Global health experts say there is growing evidence that Covid-19 could cause diabetes.
Doctors are even considering the possibility that the coronavirus could induce an entirely new form of the disease.
The link was made after medics noticed new cases of both Type 1 and Type 2 diabetes in people who had Covid-19 early in the pandemic.
Researchers have since followed the recovery of thousands of people who spent time in hospital after developing complications of the virus, and found they were more likely to be diagnosed with the condition.
About 5 per cent of 47,000 people in England who were admitted to hospital as a result of the virus went on to develop diabetes, a chronic high blood sugar condition.
They were 1.5 times as likely to receive a diagnosis of the disease, said the charity Diabetes UK.
Research from five inpatient units in the UK between last March and June found diagnoses of Type 1 diabetes were also higher in children.
Coronavirus in the UAE:
"In comparison with a typical year, we estimate this represents an additional 12-15 new type 1 diabetes cases [80 per cent increase] during the Covid-19 pandemic, with apparent clusters of cases observed in two units," the authors wrote in the journal Diabetes Care.
“While our data does not prove a link, we postulate that Sars-CoV-2 exposure contributed to the observed increase in cases by precipitating or accelerating type 1 diabetes onset.”
Researchers do not know yet why it is happening.
But they suspect it may be related to Ace-2 proteins, which the coronavirus uses to enter our cells all over the body.
The receptors are found in the pancreas, which maintains the body’s blood sugar balance.
Research shows the virus can invade and spread in pancreas cells.
“When coronavirus ‘locks on’ to Ace-2, our pancreas cells might not be able to do their normal jobs of releasing insulin and processing glucose,” researchers at Diabetes UK said.
“It is possible that this could accelerate progression towards Type 2 diabetes or bring already existing Type 2 diabetes to light.”
Experts think it could also be causing a new form of the condition by changing the way insulin-producing cells work when they invade Ace-2 proteins, in the pancreas.
“The evidence to suggest coronavirus could cause type 1, type 2 – or even a new type of diabetes – is growing but there’s still a lot we don’t know,” Diabetes UK said.
If Covid-19 does cause diabetes, it will not be the only virus with the ability to do so.
Extensive research has shown those who suffer an enterovirus infection are at increased risk of developing Type 1 diabetes.
Enteroviruses cause a range of similar symptoms to those of coronaviruses, including fever, runny nose, sneezing, cough and body aches.
And like Sars-CoV-2, the virus has been found in the pancreas.
“We can’t yet be sure if coronavirus is directly causing any new cases of diabetes, or whether there are other factors that could explain the link,” Diabetes UK said.
Many doctors do believe there is a link.
A registry has been established to record new cases of diabetes among those who had Covid-19.
Professor Francesco Rubino, chairman of metabolic and bariatric surgery at King’s College London, set it up to track new cases of the condition.
"Over the last few months, we've seen more cases of patients that had either developed diabetes during the Covid-19 experience, or shortly after that.

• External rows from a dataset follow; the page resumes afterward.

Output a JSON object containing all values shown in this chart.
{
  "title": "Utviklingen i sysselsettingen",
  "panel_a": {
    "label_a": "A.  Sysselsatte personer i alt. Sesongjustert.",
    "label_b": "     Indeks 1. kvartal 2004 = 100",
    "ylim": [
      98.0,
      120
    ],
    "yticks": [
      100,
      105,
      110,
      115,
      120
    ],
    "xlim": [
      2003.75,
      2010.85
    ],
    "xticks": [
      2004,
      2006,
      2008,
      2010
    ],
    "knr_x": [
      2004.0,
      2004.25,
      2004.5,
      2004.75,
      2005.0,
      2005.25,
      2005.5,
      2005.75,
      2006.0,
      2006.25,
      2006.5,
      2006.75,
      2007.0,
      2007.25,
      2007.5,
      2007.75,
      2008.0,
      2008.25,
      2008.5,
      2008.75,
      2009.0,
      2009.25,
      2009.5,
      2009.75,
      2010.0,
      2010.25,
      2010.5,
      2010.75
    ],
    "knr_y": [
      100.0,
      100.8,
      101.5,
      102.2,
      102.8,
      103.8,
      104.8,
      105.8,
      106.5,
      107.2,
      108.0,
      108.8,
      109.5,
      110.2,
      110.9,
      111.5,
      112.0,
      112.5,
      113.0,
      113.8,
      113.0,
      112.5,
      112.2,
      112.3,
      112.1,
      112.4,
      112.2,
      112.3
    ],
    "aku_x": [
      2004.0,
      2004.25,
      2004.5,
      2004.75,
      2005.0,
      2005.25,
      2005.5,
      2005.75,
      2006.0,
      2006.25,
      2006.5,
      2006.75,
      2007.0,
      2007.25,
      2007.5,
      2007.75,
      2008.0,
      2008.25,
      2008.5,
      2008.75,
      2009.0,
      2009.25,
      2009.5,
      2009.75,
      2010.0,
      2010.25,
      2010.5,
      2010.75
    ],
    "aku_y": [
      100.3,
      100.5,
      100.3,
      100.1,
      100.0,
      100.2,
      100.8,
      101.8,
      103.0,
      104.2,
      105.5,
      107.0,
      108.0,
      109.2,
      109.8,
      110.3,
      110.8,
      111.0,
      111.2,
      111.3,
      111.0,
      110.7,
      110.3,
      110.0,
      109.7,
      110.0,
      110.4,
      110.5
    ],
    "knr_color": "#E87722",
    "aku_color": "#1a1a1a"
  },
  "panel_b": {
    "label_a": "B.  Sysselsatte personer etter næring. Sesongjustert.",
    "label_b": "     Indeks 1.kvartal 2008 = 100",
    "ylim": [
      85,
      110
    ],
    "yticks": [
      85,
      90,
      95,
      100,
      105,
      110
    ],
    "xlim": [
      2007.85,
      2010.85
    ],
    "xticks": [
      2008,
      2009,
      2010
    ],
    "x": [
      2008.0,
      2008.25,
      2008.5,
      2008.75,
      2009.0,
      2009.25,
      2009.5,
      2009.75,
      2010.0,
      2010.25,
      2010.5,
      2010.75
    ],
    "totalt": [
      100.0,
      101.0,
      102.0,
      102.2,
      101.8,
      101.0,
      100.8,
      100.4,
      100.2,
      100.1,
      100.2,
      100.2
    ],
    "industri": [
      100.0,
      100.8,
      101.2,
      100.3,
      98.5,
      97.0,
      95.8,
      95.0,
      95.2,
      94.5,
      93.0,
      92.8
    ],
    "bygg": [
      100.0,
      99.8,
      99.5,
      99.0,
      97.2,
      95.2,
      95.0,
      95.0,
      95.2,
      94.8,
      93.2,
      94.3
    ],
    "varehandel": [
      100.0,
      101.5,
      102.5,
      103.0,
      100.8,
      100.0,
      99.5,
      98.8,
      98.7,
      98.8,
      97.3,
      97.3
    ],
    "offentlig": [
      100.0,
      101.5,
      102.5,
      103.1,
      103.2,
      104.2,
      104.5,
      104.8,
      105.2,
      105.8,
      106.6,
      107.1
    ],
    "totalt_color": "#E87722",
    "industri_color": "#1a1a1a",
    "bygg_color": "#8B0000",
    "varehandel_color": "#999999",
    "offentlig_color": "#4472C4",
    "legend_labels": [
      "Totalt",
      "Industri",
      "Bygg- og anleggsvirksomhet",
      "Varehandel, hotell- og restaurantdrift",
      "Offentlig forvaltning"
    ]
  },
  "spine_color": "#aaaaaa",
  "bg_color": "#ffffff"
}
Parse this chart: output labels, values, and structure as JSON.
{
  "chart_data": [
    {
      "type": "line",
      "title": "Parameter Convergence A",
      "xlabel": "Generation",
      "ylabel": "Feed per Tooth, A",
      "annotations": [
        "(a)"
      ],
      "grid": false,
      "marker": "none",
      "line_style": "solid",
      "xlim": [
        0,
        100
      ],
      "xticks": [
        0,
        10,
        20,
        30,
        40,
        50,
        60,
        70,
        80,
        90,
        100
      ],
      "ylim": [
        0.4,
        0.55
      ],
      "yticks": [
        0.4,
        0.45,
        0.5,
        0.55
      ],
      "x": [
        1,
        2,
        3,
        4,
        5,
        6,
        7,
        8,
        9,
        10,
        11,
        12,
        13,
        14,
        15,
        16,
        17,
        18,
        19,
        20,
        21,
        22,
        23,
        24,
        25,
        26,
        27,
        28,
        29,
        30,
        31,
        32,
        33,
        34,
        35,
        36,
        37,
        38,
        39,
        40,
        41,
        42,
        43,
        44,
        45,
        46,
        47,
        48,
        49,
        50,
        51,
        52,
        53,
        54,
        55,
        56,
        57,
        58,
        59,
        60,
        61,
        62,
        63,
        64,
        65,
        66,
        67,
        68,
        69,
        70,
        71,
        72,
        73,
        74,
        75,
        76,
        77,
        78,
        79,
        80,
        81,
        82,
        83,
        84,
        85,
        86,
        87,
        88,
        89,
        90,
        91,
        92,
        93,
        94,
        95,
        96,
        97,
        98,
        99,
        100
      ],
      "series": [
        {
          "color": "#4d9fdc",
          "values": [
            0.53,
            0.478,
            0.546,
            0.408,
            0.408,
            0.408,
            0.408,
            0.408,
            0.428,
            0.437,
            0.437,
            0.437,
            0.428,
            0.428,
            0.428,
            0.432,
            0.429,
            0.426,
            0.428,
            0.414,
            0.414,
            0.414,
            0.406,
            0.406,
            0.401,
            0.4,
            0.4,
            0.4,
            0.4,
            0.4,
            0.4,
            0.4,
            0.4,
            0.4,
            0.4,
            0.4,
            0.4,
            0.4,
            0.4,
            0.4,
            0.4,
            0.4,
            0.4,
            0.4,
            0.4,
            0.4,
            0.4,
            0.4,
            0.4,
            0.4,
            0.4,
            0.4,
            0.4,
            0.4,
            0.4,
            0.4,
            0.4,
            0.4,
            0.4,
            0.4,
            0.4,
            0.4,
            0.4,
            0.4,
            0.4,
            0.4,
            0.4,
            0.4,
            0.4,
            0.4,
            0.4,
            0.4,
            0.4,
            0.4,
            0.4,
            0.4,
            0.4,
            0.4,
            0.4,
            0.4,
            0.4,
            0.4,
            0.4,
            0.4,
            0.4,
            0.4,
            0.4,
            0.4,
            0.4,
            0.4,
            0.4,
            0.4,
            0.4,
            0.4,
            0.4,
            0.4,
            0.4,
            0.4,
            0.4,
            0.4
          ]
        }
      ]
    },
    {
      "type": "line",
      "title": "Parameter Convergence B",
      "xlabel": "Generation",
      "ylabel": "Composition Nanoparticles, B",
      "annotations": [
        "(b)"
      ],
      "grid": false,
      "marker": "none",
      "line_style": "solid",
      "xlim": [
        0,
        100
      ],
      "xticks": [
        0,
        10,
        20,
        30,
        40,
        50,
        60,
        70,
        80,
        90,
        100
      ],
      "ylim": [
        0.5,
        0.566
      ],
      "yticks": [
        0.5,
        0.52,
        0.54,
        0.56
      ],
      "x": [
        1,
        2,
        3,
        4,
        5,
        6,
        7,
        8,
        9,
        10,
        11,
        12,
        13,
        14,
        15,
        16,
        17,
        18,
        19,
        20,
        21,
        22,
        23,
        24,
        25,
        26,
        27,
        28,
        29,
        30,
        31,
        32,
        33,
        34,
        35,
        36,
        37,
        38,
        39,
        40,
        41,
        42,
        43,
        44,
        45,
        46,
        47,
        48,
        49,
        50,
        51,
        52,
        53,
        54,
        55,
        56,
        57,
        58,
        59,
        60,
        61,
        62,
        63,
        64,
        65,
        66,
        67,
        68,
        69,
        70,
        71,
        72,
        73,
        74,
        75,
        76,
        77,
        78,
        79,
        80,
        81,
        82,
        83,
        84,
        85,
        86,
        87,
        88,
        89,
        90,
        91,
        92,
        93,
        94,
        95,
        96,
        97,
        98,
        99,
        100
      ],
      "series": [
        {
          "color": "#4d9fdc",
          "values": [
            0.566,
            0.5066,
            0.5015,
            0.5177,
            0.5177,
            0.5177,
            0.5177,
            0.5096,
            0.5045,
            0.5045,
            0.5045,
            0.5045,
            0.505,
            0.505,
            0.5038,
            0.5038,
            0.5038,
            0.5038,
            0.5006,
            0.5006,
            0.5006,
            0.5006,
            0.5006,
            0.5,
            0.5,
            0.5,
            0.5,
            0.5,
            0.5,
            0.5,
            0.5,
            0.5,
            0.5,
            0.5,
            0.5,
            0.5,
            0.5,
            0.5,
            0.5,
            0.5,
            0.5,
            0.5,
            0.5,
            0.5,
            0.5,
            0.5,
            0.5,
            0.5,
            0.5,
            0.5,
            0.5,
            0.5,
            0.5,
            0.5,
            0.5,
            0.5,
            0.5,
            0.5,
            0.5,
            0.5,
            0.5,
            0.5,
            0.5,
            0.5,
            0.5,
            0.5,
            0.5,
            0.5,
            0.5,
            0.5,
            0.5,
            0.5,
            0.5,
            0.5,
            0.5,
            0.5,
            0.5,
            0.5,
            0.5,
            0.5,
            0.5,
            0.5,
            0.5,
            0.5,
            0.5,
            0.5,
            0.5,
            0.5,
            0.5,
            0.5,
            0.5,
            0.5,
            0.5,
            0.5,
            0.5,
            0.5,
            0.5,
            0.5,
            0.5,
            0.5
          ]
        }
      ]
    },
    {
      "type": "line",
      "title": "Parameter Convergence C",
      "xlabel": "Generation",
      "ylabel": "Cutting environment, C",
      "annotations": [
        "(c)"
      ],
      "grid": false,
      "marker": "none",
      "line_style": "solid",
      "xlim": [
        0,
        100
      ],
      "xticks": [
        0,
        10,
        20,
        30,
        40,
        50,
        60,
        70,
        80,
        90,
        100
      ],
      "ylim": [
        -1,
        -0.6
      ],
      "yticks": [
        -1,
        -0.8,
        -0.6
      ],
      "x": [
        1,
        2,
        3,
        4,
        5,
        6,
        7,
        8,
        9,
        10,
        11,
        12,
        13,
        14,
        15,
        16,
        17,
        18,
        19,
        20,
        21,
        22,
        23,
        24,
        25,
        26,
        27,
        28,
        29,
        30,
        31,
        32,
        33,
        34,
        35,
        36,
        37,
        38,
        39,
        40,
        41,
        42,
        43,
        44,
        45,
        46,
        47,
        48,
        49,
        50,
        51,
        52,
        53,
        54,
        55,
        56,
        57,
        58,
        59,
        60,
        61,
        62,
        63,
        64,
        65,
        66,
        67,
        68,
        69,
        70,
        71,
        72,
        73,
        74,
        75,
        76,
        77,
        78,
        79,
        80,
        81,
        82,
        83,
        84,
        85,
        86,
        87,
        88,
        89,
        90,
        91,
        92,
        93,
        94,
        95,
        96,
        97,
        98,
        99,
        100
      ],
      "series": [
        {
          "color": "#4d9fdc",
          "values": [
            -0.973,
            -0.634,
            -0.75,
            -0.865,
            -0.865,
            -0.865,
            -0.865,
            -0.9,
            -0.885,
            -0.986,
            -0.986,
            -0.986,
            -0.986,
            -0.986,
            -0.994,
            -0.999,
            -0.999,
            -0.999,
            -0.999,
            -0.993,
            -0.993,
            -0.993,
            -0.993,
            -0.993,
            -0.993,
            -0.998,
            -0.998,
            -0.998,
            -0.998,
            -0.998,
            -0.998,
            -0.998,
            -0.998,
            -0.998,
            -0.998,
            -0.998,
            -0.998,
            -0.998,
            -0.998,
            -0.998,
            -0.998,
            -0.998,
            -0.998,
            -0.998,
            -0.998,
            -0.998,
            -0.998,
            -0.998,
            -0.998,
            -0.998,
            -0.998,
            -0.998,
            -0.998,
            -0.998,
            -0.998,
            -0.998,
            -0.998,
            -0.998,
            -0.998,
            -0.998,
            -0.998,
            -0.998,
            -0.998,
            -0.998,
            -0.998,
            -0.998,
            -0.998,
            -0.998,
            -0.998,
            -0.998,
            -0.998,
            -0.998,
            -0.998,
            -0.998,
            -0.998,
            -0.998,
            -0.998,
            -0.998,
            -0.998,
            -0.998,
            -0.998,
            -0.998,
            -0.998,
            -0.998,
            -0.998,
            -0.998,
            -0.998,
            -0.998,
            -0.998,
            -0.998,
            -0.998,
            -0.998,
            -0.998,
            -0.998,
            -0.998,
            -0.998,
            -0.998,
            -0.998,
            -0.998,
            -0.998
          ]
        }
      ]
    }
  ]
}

We are now starting to think the link is probably true – there is an ability of the virus to cause a malfunctioning of sugar metabolism," Prof Rubino told The Guardian newspaper.
“We said it’s worth embarking on an investigation because this – especially given the size of the pandemic – could be a significant problem.”
Diabetes patients at risk of more severe infections
At 16.3 per cent, the UAE has one of the world’s highest prevalence rates of diabetes, according to a report from the International Diabetes Federation in 2019.
About 40 per cent of Covid-19 deaths in the UAE’s first wave were linked to diabetes, according to the figures released last year.
Dr Hesham Abuelsaoud, an endocrinologist at NMC Royal Hospital in Khalifa City, Abu Dhabi, said long-standing diabetes impairs innate immunity, leaving sufferers more susceptible to infections.
“Innate immunity is the first line of defence against any infection, especially viral infections such as Covid-19,” he said.
“The problem people with diabetes face is they’re more likely to have worse complications if they get it, not a greater chance of getting the virus.
“Viral infections can also increase inflammation, or internal swelling, in people with diabetes. This can also be caused by above-target blood sugars, and that inflammation could contribute to more severe complications.”